Splitting the output into text lines gives:


```r
tail(stri_split_lines1(y), 4)  # spoiler alert!
## [1] "A Homero iguala si a escrebir intenta," 
## [2] "y a tanto llega de su pluma el vuelo,"  
## [3] "cuanto es verdad que a todos es notorio"
## [4] "el alto ingenio de don DIEGO OSORIO."
```

(Sec:normalisation)=
Normalising Strings
-------------------

In the section on {ref}`Sec:Equivalence` we've provided some examples of
canonically equivalent strings whose code point representation was
different.

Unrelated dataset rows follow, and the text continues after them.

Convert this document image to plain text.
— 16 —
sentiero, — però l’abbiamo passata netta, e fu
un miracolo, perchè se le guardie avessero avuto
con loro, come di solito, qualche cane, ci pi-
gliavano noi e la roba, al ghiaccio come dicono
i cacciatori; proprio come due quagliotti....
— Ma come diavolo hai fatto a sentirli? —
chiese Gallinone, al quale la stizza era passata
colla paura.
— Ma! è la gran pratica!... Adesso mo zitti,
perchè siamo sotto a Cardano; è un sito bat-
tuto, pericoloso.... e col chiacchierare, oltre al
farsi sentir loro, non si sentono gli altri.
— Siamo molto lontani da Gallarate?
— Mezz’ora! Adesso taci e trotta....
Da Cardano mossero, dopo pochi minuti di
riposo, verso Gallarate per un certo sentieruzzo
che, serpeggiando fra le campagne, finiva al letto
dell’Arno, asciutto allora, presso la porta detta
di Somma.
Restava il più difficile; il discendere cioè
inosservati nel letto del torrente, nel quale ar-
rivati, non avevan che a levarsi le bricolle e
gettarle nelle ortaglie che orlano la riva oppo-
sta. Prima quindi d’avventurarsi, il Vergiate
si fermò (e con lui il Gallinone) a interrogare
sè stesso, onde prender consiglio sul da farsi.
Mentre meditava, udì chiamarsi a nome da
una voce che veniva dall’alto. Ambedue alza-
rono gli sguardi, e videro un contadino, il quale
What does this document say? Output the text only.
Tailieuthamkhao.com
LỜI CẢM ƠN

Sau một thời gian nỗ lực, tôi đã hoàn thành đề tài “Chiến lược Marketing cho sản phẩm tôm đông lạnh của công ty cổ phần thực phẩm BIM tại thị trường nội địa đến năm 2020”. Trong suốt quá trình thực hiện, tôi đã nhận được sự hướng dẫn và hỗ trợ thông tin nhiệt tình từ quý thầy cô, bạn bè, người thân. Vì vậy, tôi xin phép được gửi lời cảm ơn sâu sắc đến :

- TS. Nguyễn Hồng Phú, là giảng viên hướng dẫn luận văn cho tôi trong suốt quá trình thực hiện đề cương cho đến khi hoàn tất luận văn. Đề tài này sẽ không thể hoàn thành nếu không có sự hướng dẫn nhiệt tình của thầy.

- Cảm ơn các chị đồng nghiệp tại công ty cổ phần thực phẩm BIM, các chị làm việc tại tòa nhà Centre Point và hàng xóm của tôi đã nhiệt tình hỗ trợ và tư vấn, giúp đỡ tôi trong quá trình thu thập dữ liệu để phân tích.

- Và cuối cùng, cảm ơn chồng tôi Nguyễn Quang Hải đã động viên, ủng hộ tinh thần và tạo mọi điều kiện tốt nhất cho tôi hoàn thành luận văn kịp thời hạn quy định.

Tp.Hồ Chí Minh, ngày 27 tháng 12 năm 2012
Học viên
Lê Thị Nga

Unicode [normalisation](https://www.unicode.org/reports/tr15/)
forms C (Canonical composition, NFC)
and D (Canonical decomposition, NFD) can be applied so that they'll
compare equal using bytewise matching.


```r
x <- "a\u0328 ą"   # a, combining ogonek, space, a with ogonek
stri_enc_toutf32(  # code points as decimals
  c(x, stri_trans_nfc(x), stri_trans_nfd(x)))
## [[1]]
## [1]  97 808  32 261
## 
## [[2]]
## [1] 261  32 261
## 
## [[3]]
## [1]  97 808  32  97 808
```

Above we see some example code points before, after NFC, and after NFD
normalisation, respectively.

It might be a good idea always to normalise all the strings read from
external sources (files, URLs) with NFC.

Compatibility composition and decomposition normalisation forms (NFKC
and NFKD, respectively) are also available if the removal of the
formatting distinctions (font variants, subscripts, superscripts, etc.)
is desired. For example:


```r
stri_trans_nfkd("r²︷")
## [1] "r2{"
```

Such text might be much easier to process or analyse statistically.